In terms of the use of its committed capital, Upstart's management expects to be using this to fund about 50% of its originations over a period of time.
Management highlighted that their priorities for capital allocation.
Firstly, R&D will take priority, especially for Upstart's new HELOC product . Secondly, Upstart will then do stock or convertible bond buybacks. Lastly, management will continue acquisitions that will help improve the company's roadmap. Apart from HELOC, Upstart is also interested in expanding into non-qualifying purchase mortgages.
Valuation
Upstart is trading at 60x 2024 P/E based on today's prices.
I do think that at this valuation, there is insufficient margin of safety for me to recommend members of Outperforming the Market to enter.
I would emphasize that the higher and richer the valuation of the stock, the lower the implied future returns.
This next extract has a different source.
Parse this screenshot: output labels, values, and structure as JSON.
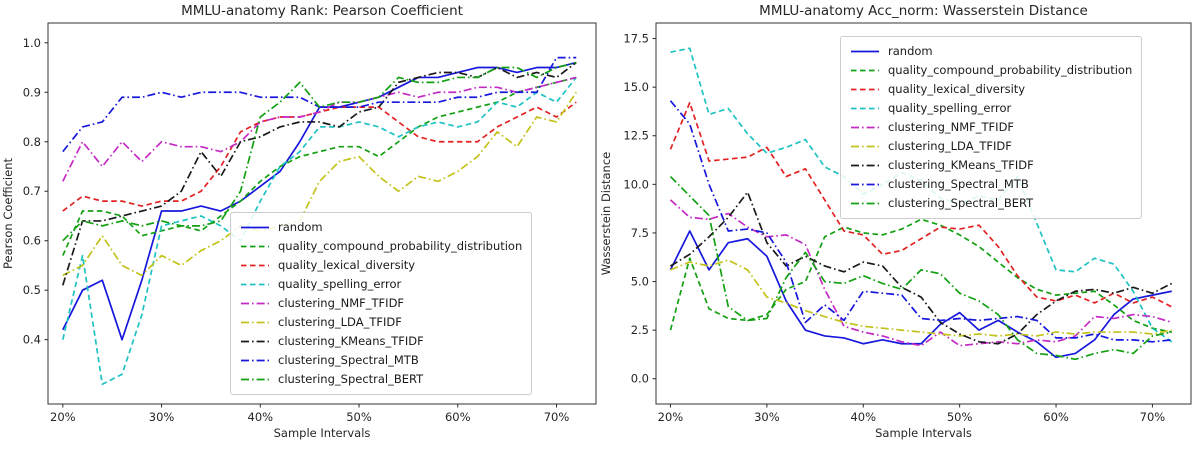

As such, I reiterate my entry price of $19.67, which can be found in The Price Target Report. This entry price would imply a 37x P/E, which would be more reasonable and with a sufficient margin of safety.
Conclusion
I think the recent conversations with Upstart prove that the company is well positioned and ahead of competition as an AI lender.
In addition, while the worst is over for the sub-prime market, the funding environment remains difficult.
However, Upstart is focused on its business, as it has been investing in its technology, improving its processes and AI models and positioning the business for the rebound when the macroeconomic environment improves.
As I have mentioned earlier, I remain optimistic about Upstart's long-term opportunity. While the recent price action have shown us that we made the right call in being contrarian since 28 December 2022, I do think that entering a position into Upstart Holdings, Inc. stock at these levels offer no margin of safety.